So basically, you want to know if there is any sorting algorithm which wouldn't degrade from its average case if given a compare function similar to:
int Compare(object a, object b) { return Random.Next(-1,1); }
... where Random.Next() is some method that will produce a randomly-generated integer between a specified inclusive lower and upper bound.
The answer is actually that most basic sorting algorithms will perform according to their average case, because they obey at least one of the following two conditions:
- A comparison between two unique elements is never made twice in the sort, and/or
- In each iteration of the sort, the correct position of at least one element is determined and so that element is never compared again.
For instance, SelectionSort iterates through the sub-list of unsorted elements, finds the "least" and/or "greatest" element (by comparing each one to the greatest so far), places it in its correct position and repeats. As a result, even with a non-deterministic comparator, at the end of every iteration the algorithm will have found a value that it thinks is least or greatest, swaps it with the element in the position it is trying to determine, and never considers that element again, thus it obeys Condition 2. However, an A and B can be compared multiple times during this process (as the most extreme example, consider several passes of SelectionSort on an array that's sorted in reverse order) so it violates Condition 1.

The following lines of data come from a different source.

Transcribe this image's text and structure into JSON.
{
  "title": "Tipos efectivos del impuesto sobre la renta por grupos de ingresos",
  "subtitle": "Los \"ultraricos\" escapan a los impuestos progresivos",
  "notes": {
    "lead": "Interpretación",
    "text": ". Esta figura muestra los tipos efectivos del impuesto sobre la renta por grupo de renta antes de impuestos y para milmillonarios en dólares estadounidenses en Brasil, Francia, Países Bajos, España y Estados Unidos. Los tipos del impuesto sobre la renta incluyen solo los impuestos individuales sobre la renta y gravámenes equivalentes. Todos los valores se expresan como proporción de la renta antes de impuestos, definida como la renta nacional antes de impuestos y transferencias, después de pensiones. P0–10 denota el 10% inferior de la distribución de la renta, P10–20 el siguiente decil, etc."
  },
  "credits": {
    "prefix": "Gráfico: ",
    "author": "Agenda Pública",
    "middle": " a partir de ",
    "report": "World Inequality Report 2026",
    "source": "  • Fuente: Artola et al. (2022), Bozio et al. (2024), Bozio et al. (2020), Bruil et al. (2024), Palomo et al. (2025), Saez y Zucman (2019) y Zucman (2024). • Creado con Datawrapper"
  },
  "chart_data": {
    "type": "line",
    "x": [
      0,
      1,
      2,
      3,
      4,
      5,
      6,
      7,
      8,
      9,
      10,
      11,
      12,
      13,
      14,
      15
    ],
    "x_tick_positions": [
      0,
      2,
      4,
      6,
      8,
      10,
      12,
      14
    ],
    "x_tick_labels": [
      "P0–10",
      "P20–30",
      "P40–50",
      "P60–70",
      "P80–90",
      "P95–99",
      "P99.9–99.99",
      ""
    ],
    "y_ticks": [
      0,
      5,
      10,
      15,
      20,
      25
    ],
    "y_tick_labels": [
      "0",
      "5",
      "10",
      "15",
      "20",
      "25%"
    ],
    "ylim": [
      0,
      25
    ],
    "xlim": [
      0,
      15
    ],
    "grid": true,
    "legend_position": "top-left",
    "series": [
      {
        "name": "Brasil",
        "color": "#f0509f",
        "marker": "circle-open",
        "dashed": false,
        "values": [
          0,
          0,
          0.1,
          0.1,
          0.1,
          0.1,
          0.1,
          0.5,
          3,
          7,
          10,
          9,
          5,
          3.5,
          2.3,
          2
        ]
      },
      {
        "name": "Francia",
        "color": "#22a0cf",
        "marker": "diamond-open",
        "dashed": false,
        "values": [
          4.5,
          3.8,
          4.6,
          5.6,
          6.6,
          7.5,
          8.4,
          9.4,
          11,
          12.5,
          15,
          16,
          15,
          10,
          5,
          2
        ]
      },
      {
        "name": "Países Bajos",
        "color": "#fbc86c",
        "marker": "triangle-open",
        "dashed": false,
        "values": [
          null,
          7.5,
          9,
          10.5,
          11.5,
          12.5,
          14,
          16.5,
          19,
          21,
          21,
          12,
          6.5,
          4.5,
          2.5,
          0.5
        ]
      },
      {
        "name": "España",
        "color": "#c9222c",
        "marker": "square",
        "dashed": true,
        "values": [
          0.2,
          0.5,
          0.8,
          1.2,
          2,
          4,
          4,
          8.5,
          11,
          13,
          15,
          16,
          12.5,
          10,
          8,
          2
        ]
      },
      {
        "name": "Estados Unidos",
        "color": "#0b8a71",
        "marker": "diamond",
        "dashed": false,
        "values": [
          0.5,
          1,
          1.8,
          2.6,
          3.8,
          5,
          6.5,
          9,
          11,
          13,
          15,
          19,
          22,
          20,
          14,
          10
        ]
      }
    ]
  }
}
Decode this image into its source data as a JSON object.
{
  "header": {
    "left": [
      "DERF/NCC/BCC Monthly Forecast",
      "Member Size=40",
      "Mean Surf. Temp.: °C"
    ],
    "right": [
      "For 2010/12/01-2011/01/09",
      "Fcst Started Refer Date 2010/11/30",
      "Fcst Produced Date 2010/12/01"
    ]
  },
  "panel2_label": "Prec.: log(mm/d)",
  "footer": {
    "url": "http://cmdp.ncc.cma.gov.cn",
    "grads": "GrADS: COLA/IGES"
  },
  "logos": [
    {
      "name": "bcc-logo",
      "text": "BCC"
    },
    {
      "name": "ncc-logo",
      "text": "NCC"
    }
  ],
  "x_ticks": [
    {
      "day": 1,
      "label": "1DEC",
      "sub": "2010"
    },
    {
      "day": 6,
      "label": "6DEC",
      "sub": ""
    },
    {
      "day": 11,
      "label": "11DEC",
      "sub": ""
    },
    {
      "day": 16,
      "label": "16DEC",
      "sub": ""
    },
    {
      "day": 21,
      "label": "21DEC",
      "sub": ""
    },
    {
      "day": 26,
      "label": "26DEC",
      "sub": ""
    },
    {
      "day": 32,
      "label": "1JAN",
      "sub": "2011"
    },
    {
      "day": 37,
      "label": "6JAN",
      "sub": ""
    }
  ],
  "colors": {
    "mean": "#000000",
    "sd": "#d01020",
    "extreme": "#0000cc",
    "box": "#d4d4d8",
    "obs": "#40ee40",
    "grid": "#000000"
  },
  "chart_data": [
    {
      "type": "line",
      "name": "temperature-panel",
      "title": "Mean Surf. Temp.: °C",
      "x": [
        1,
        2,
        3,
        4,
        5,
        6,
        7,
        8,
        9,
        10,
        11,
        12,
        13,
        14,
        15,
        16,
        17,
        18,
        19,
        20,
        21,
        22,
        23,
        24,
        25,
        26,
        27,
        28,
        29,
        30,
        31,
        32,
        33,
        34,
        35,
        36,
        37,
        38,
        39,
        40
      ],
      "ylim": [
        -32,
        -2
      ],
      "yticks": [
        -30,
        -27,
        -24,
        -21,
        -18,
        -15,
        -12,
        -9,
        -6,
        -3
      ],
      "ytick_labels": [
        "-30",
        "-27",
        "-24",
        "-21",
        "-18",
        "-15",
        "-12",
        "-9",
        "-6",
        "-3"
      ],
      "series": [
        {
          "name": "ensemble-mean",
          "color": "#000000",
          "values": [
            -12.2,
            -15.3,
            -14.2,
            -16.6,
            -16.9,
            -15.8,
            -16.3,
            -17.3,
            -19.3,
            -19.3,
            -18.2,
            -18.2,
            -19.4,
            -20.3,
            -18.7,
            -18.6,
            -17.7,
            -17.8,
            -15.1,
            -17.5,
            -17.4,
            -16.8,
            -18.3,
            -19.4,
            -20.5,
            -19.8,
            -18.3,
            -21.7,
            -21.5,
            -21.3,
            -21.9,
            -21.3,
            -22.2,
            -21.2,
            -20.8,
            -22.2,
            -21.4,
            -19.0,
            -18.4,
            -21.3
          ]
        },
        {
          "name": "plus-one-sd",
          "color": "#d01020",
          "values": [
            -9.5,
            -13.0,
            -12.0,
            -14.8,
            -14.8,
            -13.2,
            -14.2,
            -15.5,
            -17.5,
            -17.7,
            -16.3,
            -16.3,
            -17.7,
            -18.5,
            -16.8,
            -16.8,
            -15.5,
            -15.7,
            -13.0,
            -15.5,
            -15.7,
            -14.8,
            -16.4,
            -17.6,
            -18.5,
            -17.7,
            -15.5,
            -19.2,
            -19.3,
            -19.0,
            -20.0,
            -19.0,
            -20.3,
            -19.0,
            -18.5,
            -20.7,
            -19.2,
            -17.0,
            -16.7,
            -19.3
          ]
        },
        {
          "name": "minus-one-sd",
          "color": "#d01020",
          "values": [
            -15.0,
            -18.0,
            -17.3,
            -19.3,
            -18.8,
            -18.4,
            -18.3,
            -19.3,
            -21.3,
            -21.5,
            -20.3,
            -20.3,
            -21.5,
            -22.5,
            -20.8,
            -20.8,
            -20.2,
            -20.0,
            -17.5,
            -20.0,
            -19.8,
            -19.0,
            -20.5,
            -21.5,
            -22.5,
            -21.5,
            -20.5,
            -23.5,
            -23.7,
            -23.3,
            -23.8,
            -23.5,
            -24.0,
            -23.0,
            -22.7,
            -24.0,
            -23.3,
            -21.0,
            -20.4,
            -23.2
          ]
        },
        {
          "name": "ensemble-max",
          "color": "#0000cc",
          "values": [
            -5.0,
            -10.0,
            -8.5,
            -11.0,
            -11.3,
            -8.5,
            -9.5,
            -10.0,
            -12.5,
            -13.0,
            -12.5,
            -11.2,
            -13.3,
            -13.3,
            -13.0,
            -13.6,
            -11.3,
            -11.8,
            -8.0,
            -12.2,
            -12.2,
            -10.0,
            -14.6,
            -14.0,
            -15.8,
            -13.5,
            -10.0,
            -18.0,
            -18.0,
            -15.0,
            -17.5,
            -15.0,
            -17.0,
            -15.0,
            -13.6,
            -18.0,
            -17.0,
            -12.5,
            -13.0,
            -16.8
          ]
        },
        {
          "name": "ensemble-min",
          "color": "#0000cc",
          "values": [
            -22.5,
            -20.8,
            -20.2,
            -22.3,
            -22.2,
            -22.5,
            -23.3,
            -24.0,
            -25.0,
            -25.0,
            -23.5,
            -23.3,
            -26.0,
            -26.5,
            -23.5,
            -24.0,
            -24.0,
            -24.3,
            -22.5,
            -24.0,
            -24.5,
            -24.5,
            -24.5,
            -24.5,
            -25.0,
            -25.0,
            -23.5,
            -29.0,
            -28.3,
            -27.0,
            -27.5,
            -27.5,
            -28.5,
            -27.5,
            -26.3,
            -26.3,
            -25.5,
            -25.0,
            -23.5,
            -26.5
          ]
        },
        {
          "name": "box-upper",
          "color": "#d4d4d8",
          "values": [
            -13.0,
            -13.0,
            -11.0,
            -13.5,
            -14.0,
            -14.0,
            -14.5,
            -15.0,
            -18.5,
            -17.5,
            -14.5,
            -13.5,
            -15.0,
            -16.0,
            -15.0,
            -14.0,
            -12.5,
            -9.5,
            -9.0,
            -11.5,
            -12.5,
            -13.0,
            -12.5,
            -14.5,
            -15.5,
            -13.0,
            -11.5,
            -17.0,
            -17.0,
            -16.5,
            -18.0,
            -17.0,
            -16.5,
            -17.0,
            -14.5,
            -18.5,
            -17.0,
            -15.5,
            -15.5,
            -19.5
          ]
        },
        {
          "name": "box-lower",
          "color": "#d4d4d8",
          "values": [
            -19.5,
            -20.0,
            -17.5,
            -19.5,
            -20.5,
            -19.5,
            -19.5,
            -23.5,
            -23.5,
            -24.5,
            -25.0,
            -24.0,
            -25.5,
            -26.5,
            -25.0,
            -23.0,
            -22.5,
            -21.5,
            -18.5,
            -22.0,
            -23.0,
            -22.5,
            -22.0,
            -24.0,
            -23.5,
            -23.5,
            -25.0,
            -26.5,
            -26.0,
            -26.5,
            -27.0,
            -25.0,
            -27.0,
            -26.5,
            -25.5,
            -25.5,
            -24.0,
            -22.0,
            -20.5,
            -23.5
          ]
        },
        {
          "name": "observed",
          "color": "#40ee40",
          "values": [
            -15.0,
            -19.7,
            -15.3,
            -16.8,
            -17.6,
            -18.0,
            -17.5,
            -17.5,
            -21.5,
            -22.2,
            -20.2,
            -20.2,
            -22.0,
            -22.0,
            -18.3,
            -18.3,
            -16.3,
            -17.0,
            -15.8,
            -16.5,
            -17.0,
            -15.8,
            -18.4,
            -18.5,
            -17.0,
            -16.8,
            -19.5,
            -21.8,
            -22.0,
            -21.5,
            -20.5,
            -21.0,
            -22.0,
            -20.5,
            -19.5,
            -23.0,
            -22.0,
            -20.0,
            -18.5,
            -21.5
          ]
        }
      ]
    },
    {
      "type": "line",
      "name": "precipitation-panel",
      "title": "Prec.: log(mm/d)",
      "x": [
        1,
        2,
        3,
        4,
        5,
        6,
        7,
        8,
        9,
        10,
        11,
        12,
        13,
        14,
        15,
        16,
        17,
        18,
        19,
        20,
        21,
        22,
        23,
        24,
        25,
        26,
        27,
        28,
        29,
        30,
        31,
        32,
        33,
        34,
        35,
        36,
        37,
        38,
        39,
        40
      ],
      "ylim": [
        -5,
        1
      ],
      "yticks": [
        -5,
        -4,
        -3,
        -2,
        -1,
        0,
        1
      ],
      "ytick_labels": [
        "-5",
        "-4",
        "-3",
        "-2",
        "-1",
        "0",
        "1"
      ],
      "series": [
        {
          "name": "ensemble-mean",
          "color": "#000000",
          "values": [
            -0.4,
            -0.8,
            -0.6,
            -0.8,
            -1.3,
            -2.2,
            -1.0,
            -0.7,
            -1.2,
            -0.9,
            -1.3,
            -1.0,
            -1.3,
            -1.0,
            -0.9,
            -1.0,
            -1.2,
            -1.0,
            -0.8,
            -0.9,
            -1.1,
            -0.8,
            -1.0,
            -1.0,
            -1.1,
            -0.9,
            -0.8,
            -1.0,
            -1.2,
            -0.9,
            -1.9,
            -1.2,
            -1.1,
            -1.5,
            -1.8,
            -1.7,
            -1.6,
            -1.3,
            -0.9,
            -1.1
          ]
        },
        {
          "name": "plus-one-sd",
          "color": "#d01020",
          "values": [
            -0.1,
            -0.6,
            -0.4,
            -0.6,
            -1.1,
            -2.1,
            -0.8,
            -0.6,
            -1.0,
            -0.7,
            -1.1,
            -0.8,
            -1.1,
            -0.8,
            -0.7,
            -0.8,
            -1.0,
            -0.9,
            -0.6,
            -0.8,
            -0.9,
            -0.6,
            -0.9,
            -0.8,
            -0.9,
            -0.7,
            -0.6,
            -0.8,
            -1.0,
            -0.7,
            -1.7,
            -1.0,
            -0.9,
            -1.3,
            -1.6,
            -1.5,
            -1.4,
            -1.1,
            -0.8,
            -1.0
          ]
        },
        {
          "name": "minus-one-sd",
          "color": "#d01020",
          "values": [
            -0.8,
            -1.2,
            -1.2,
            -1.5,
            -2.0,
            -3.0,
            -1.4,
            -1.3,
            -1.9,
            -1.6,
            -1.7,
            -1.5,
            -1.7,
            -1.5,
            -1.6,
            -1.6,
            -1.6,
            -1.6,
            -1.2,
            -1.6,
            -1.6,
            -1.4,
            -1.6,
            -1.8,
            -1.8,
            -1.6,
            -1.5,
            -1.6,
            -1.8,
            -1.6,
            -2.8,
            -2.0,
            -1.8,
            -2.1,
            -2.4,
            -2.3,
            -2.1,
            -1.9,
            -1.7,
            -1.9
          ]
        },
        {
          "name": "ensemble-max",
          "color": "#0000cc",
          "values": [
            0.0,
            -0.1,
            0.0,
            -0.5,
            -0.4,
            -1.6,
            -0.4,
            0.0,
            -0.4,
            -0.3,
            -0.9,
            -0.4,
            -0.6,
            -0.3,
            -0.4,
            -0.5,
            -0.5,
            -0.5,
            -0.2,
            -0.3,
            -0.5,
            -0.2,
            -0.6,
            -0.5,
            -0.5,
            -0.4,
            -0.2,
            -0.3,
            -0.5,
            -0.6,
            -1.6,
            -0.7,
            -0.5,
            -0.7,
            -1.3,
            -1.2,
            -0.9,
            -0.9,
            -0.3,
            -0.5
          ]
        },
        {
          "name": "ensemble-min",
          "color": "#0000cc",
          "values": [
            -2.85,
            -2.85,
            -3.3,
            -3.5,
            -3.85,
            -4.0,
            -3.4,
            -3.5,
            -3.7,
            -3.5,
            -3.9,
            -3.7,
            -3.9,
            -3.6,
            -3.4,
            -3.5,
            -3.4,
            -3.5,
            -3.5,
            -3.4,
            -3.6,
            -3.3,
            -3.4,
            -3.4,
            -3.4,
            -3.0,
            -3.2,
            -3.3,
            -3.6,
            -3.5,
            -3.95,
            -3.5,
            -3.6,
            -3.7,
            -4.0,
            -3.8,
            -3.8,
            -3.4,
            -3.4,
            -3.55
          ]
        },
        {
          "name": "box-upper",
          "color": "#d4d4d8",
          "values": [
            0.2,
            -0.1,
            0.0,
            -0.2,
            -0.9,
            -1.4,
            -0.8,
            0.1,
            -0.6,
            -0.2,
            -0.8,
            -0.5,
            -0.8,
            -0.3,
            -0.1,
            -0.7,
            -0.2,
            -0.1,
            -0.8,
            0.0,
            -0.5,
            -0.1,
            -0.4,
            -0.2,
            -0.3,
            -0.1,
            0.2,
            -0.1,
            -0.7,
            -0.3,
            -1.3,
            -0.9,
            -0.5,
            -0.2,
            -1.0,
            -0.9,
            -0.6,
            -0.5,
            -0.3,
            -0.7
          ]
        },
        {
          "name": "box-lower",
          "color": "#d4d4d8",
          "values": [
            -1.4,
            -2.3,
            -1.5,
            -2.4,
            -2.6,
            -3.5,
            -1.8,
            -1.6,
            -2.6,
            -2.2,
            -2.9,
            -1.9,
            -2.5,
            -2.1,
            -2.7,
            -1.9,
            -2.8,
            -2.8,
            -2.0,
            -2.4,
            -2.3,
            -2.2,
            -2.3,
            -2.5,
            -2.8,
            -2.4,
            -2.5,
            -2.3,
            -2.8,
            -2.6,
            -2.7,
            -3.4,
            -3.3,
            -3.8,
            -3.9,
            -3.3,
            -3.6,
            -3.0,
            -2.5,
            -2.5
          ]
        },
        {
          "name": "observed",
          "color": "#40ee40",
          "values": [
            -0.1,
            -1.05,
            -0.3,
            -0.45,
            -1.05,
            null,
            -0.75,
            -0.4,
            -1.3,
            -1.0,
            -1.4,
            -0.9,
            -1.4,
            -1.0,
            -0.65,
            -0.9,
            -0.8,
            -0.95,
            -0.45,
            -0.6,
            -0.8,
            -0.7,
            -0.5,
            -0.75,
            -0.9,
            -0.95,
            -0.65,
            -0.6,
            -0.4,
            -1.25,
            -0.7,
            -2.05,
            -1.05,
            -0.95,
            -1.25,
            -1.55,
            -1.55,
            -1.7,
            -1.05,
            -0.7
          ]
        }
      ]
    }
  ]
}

MergeSort obeys Condition 1 but not 2; as sub-arrays are merged, elements in the same sub-array (on the left or right side) are not compared to each other because it has already been determined that the elements on that side of the array are in order among themselves; the algorithm only compares the least unmerged element of each subarray to the other to determine which is lesser and should go next in the merged list. This means that any two unique objects A and B will be compared to each other a maximum of one time, but any given element's "final" index in the full collection is not known until the algorithm is complete.
InsertionSort obeys only Condition 1 as well even though its overall strategy and complexity looks more like SelectionSort. Each unsorted element is compared with sorted elements, greatest-first, until one is found that is less than the element under inspection. the element is inserted at that point, and then the next element is considered. The result is that the relative order of any A and B is determined by one comparison, and further comparisons between that A and B are never performed, but the final position of any element cannot be known until all elements are considered.
QuickSort obeys both Conditions. At each level, a pivot is chosen and arranged such that the "left" side contains elements less than the pivot and the "right" side contains elements greater than the pivot. The result of that level is QuickSort(left) + pivot + QuickSort(right) which basically means the position of the pivot element is known (one index greater than the length of the left side), the pivot is never compared to any other element after it has been chosen as a pivot (it may have been compared with previous pivot elements, but those elements are also known and are not included in any subarrays), AND any A and B that end up on opposite sides of the pivot are never compared. In most implementations of pure QuickSort, the base case is one element, at which point its current index is its final index and no further comparisons are made.
The only comparative sort I can think of that wouldn't obey either condition is a non-optimized BubbleSort. If the sort does not accept that the X greatest elements are in their proper place after running X passes, and/or uses a "double-check" pass to verify the list is sorted, the sort will only be considered "done" when the random comparator has returned -1 or 0 for every two adjacent elements in the list during a pass and thus no swaps were performed (an event which, if truly random, would occur with probability $(2/3)^{N-1}$; for a relatively small list of 25 elements, that's a one in 2000 chance, while for 100 elements the probability is 3.7*10-18). As the maximum absolute value of the result of the comparator increases, the probability for any one comparison to return negative or zero decreases towards .5, making the chance to end the algorithm that much less likely (the chance of 99 coin flips all landing heads, which is basically what this boils down to, is 1 in 1.2*1030)
EDIT A LONG TIME LATER: There are a few "sorts" designed specifically as examples of what not to do which incorporate a random comparator; perhaps the most famous is BogoSort. "Given a list, if the list is not in order, shuffle the list and check again". Theoretically it will eventually hit on the right permutation of values, just like the "non-optimized BubbleSort" above, but the average case is factorial-time (N!/2), and because of the birthday problem (after enough random permutations you become more likely to encounter duplicate permutations than unique ones) there is a nonzero possibility of the algorithm never completing to officially the algorithm is time-unbounded.